Exercise 2.1: Using the Configuration Editor

Guide

Use the NGINX Instance Manager User Interface for this exercise and explore how to edit and configuration files for NGINX Instances.

Step 1: Open the editor

Select “Instance Manager” from the Launchpad and navigate to the Instances page and find the Ubuntu instance with the newly installed agent (10.1.1.9). Click on the “…” under the Actions column and select “Edit Config”

../../_images/UI-instances-v4.png

The editor should look familiar if you are a Visual Studio Code (vscode) user.

../../_images/UI-editor-v3.png

Note the right side shows a birds-eye view of the entire conf file. This is very helpful for very large conf files.

Step 2: Try a shortcut

NGINX Instance Manager uses the monaco-editor project, which is also the editor Visual Studio Code uses. This allows many similar functions to work. Let’s try the search and replace function.

Click inside the editor window and press the key combination for find.

Note

For Mac users, this is the Command-F key, for Windows users, the CTRL-F key.

Click the arrow to the left of find and notice the replace function is there.

../../_images/UI-editor-find-v2.png

Note the options include searching with Regular Expressesions (regex) if desired. The editor has powerful features already included. Click the X to close the Search and Replace function box.

Step 3: Handle conf file includes

NGINX Configuration files are best constructed using includes. If you bring the cursor near include, a help box pops open showing the details of the command and the syntax.

../../_images/UI-editor-includes-v2.png

The NGINX Instance Manager editor will list all the include files in your nginx.conf. This includes other conf files and mime.types. It doesn’t include certificates and key and js_includes for version 0.9.

Select default.conf in the dropdown. Notice how the editor changes to that file.

../../_images/UI-editor-default-v2.png

Use the dropdown includes menu again and select nginx.conf.

Step 4: Make a mistake

A major feature of NGINX Instance Manager is the ability to find errors and promote best practices. Using the analyzer functionality from NGINX, the editor offers recommendations to help improve the performance, reliability, and security of applications.

To test analyzer, let’s make a mistake by adding a server context outside the http context.

Open the editor on the nginx.conf file in the dropdown. And click into the editor window.

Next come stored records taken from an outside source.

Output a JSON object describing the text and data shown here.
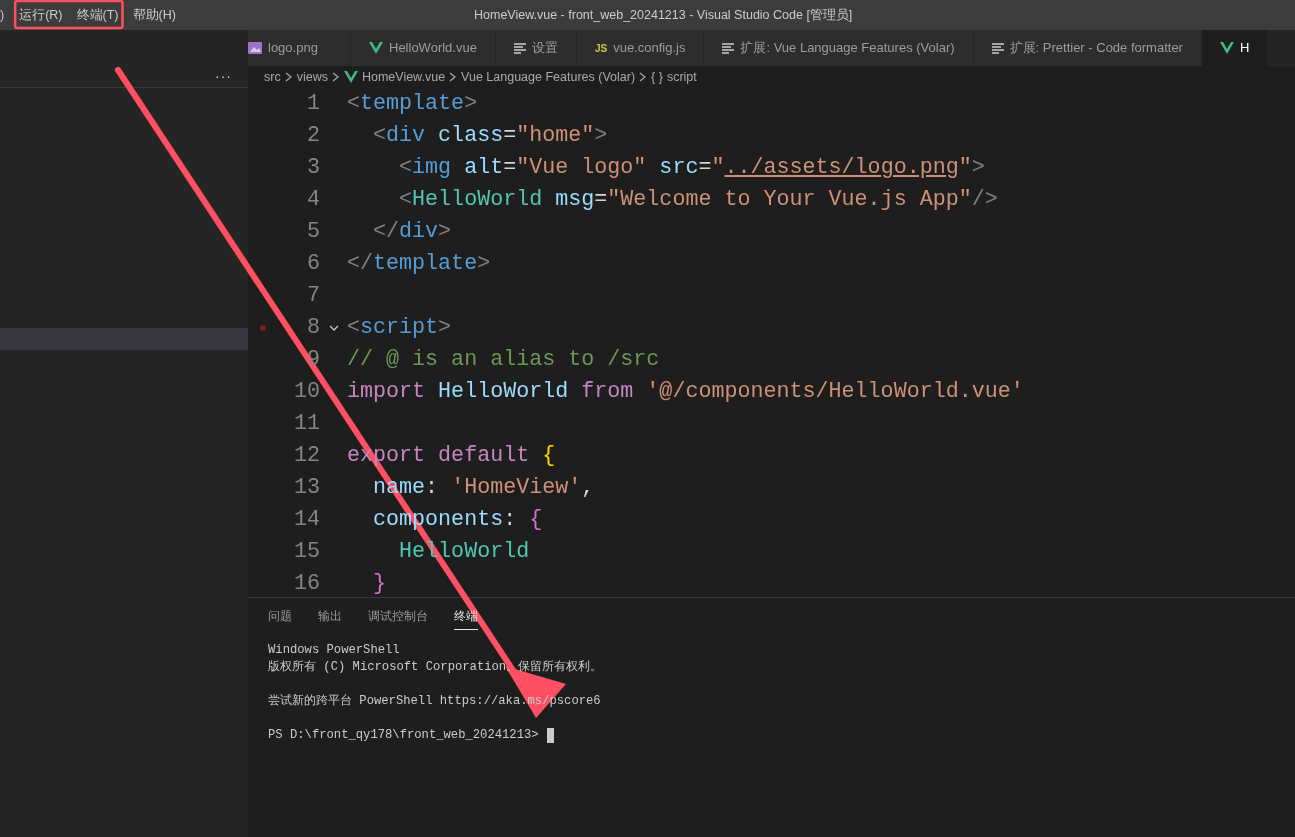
{
  "menu": [
    {
      "label": ")"
    },
    {
      "label": "运行(R)"
    },
    {
      "label": "终端(T)"
    },
    {
      "label": "帮助(H)"
    }
  ],
  "window": {
    "title": "HomeView.vue - front_web_20241213 - Visual Studio Code [管理员]"
  },
  "sidebar": {
    "more": "···"
  },
  "tabs": [
    {
      "label": "logo.png",
      "kind": "image",
      "selected": false
    },
    {
      "label": "HelloWorld.vue",
      "kind": "vue",
      "selected": false
    },
    {
      "label": "设置",
      "kind": "doc",
      "selected": false
    },
    {
      "label": "vue.config.js",
      "kind": "js",
      "icon_text": "JS",
      "selected": false
    },
    {
      "label": "扩展: Vue Language Features (Volar)",
      "kind": "doc",
      "selected": false
    },
    {
      "label": "扩展: Prettier - Code formatter",
      "kind": "doc",
      "selected": false
    },
    {
      "label": "H",
      "kind": "vue",
      "selected": true
    }
  ],
  "breadcrumb": [
    {
      "label": "src",
      "kind": "folder"
    },
    {
      "label": "views",
      "kind": "folder"
    },
    {
      "label": "HomeView.vue",
      "kind": "vue"
    },
    {
      "label": "Vue Language Features (Volar)",
      "kind": "folder"
    },
    {
      "label": "script",
      "kind": "braces",
      "icon_text": "{ }"
    }
  ],
  "code_lines": [
    {
      "number": "1",
      "breakpoint": false,
      "fold": false,
      "tokens": [
        {
          "t": "<",
          "kind": "punct"
        },
        {
          "t": "template",
          "kind": "tag"
        },
        {
          "t": ">",
          "kind": "punct"
        }
      ]
    },
    {
      "number": "2",
      "breakpoint": false,
      "fold": false,
      "tokens": [
        {
          "t": "  <",
          "kind": "punct"
        },
        {
          "t": "div",
          "kind": "tag"
        },
        {
          "t": " class",
          "kind": "attr"
        },
        {
          "t": "=",
          "kind": "text"
        },
        {
          "t": "\"home\"",
          "kind": "string"
        },
        {
          "t": ">",
          "kind": "punct"
        }
      ]
    },
    {
      "number": "3",
      "breakpoint": false,
      "fold": false,
      "tokens": [
        {
          "t": "    <",
          "kind": "punct"
        },
        {
          "t": "img",
          "kind": "tag"
        },
        {
          "t": " alt",
          "kind": "attr"
        },
        {
          "t": "=",
          "kind": "text"
        },
        {
          "t": "\"Vue logo\"",
          "kind": "string"
        },
        {
          "t": " src",
          "kind": "attr"
        },
        {
          "t": "=",
          "kind": "text"
        },
        {
          "t": "\"",
          "kind": "string"
        },
        {
          "t": "../assets/logo.png",
          "kind": "link"
        },
        {
          "t": "\"",
          "kind": "string"
        },
        {
          "t": ">",
          "kind": "punct"
        }
      ]
    },
    {
      "number": "4",
      "breakpoint": false,
      "fold": false,
      "tokens": [
        {
          "t": "    <",
          "kind": "punct"
        },
        {
          "t": "HelloWorld",
          "kind": "component"
        },
        {
          "t": " msg",
          "kind": "attr"
        },
        {
          "t": "=",
          "kind": "text"
        },
        {
          "t": "\"Welcome to Your Vue.js App\"",
          "kind": "string"
        },
        {
          "t": "/>",
          "kind": "punct"
        }
      ]
    },
    {
      "number": "5",
      "breakpoint": false,
      "fold": false,
      "tokens": [
        {
          "t": "  </",
          "kind": "punct"
        },
        {
          "t": "div",
          "kind": "tag"
        },
        {
          "t": ">",
          "kind": "punct"
        }
      ]
    },
    {
      "number": "6",
      "breakpoint": false,
      "fold": false,
      "tokens": [
        {
          "t": "</",
          "kind": "punct"
        },
        {
          "t": "template",
          "kind": "tag"
        },
        {
          "t": ">",
          "kind": "punct"
        }
      ]
    },
    {
      "number": "7",
      "breakpoint": false,
      "fold": false
    },
    {
      "number": "8",
      "breakpoint": true,
      "fold": true,
      "tokens": [
        {
          "t": "<",
          "kind": "punct"
        },
        {
          "t": "script",
          "kind": "tag"
        },
        {
          "t": ">",
          "kind": "punct"
        }
      ]
    },
    {
      "number": "9",
      "breakpoint": false,
      "fold": false,
      "tokens": [
        {
          "t": "// @ is an alias to /src",
          "kind": "comment"
        }
      ]
    },
    {
      "number": "10",
      "breakpoint": false,
      "fold": false,
      "tokens": [
        {
          "t": "import",
          "kind": "keyword"
        },
        {
          "t": " HelloWorld",
          "kind": "variable"
        },
        {
          "t": " from",
          "kind": "keyword"
        },
        {
          "t": " '@/components/HelloWorld.vue'",
          "kind": "string"
        }
      ]
    },
    {
      "number": "11",
      "breakpoint": false,
      "fold": false
    },
    {
      "number": "12",
      "breakpoint": false,
      "fold": false,
      "tokens": [
        {
          "t": "export default",
          "kind": "keyword"
        },
        {
          "t": " {",
          "kind": "brace1"
        }
      ]
    },
    {
      "number": "13",
      "breakpoint": false,
      "fold": false,
      "tokens": [
        {
          "t": "  name",
          "kind": "variable"
        },
        {
          "t": ": ",
          "kind": "text"
        },
        {
          "t": "'HomeView'",
          "kind": "string"
        },
        {
          "t": ",",
          "kind": "text"
        }
      ]
    },
    {
      "number": "14",
      "breakpoint": false,
      "fold": false,
      "tokens": [
        {
          "t": "  components",
          "kind": "variable"
        },
        {
          "t": ": ",
          "kind": "text"
        },
        {
          "t": "{",
          "kind": "brace2"
        }
      ]
    },
    {
      "number": "15",
      "breakpoint": false,
      "fold": false,
      "tokens": [
        {
          "t": "    HelloWorld",
          "kind": "component"
        }
      ]
    },
    {
      "number": "16",
      "breakpoint": false,
      "fold": false,
      "tokens": [
        {
          "t": "  }",
          "kind": "brace2"
        }
      ]
    }
  ],
  "panel": {
    "tabs": [
      {
        "label": "问题",
        "selected": false
      },
      {
        "label": "输出",
        "selected": false
      },
      {
        "label": "调试控制台",
        "selected": false
      },
      {
        "label": "终端",
        "selected": true
      }
    ],
    "terminal_lines": [
      {
        "text": "Windows PowerShell",
        "gap_before": false
      },
      {
        "text": "版权所有 (C) Microsoft Corporation。保留所有权利。",
        "gap_before": false
      },
      {
        "text": "尝试新的跨平台 PowerShell https://aka.ms/pscore6",
        "gap_before": true
      },
      {
        "text": "PS D:\\front_qy178\\front_web_20241213>",
        "gap_before": true
      }
    ]
  },
  "annotations": {
    "menu_highlight": true,
    "arrow": true
  }
}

Add the following above the events context:

# For more information on configuration, see:
#   * Official English Documentation: http://nginx.org/en/docs/
#   * Official Russian Documentation: http://nginx.org/ru/docs/

user nginx;
worker_processes auto;
error_log /var/log/nginx/error.log;
pid /run/nginx.pid;

# Load dynamic modules. See /usr/share/doc/nginx/README.dynamic.
#include /usr/share/nginx/modules/*.conf;

server {
}

events {
    worker_connections 1024;
}

http {
    log_format main '$remote_addr - $remote_user [$time_local] "$request" ' '$status $body_bytes_sent "$http_referer" ' '"$http_user_agent" "$http_x_forwarded_for"';

    error_log /var/log/nginx/error3.log warn;

    access_log /var/log/nginx/access.log main;

    sendfile off;
    tcp_nopush on;
    tcp_nodelay on;
    keepalive_timeout 65;
    types_hash_max_size 2048;

    include /etc/nginx/mime.types;
    default_type application/octet-stream;

    # Load modular configuration files from the /etc/nginx/conf.d directory.
    # See http://nginx.org/en/docs/ngx_core_module.html#include
    # for more information.
    include /etc/nginx/conf.d/*.conf;
}

The analyzer should find the error when you move off the line on the editor menu.

../../_images/UI-editor-reset-v2.png

Step 5: Reset the configuration

While on the page with the error. Click the button Revert. Notice the configuration file reverted back to the original one.

../../_images/UI-editor-revert-v2.png

What happened here? NGINX Instance Manager stores a copy of the configuration from the nginx-agent at startup, but then uses a copy of the configuration in the database to avoid adding actions on the NGINX instance that could impact performance (such as nginx -T commands). When we click Revert, we tell nginx-agent to refresh the conf files in the database. Due to the gRPC communication between the server and agent, we can do this from the server on-demand.